Une civilisation qui choisit de fermer les yeux à ses problèmes les plus cruciaux est extravague PDF civilisation atteinte. Une civilisation qui ruse avec ses principes est une civilisation moribonde. Il parait que c’est la constatation que se confient tout bas les stratèges américains.
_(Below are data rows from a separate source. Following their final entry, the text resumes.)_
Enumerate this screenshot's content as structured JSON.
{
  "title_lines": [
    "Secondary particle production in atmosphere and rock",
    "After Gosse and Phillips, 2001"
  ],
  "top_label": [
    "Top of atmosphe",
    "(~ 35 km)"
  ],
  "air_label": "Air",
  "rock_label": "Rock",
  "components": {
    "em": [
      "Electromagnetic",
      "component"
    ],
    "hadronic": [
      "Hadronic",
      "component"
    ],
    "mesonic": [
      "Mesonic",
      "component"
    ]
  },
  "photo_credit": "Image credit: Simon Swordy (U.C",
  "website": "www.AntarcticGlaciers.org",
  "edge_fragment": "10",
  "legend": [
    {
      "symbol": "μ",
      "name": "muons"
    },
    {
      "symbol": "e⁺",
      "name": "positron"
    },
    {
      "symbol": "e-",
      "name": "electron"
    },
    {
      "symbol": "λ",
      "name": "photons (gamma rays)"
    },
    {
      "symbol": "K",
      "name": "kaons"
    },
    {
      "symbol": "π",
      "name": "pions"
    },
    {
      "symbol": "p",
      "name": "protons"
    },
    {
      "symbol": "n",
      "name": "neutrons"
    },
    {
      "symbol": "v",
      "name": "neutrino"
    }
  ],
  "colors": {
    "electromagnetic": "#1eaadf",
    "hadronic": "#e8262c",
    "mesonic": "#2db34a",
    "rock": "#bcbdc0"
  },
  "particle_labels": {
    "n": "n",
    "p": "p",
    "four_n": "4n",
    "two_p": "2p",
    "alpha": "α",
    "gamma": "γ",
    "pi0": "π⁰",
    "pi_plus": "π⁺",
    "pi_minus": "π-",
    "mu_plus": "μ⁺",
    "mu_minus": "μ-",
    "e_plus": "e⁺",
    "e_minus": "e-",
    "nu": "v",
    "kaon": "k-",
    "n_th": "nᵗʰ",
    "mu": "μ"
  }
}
En soi cela n’est pas grave.


Je suis heureux, chère vague, de t’adresser ce livre, j’ai eu un peu de mal, tu verras, avec la dernière phrase, j’avais rêvé d’une phrase un peu plus lente mais j’ai eu du mal à tenir cette lenteur jusqu’au bout, le moindre à-coup pouvait tout précipiter, j’aurais voulu tout arrêter, mais cela reprenait, d’autres vagues revenaient, je rêve encore de toi parfois, je pense à toi, tu verras, je n’ai pas pu tout écrire, je t’embrasse.

Le grave est que « l’Europe » est moralement, spirituellement indéfendable. Et aujourd’hui il se trouve que ce ne sont pas seulement les masses européennes qui incriminent, mais que l’acte d’accusation est proféré sur le plan mondial par des dizaines et des dizaines de millions d’hommes qui, du fond de l’esclavage, s’érigent en juges. On peut tuer en Indochine, torturer à Madagascar, emprisonner en Afrique Noire, sévir aux Antilles. Les colonisés savent désormais qu’ils ont sur les colonialistes un avantage. Ils savent que leurs « maîtres » provisoires mentent. Donc que leurs maîtres sont faibles. Et puisque aujourd’hui il m’est demandé de parler de la colonisation et de la civilisation, allons droit au mensonge principal à partir duquel prolifèrent tous les autres.

La malédiction la plus commune en cette matière est d’être la dupe de bonne foi d’une hypocrisie collective, habile à mal poser les problèmes pour mieux légitimer les odieuses solutions qu’on leur apporte. Cela revient à dire que l’essentiel est ici de voir clair, de penser clair, entendre dangereusement, de répondre clair à l’innocente question initiale : qu’est-ce en son principe que la colonisation ? Mais alors, je pose la question suivante : la colonisation a-t-elle vraiment mis en contact ? Et alors, un beau jour, la bourgeoisie est réveillée par un formidable choc en retour : les gestapos s’affairent, les prisons s’emplissent, les tortionnaires inventent, raffinent, discutent autour des chevalets. Et c’est là le grand reproche que j’adresse au pseudo-humanisme : d’avoir trop longtemps rapetissé les droits de l’homme, d’en avoir eu, d’en avoir encore une conception étroite et parcellaire, partielle et partiale et, tout compte fait, sordidement raciste.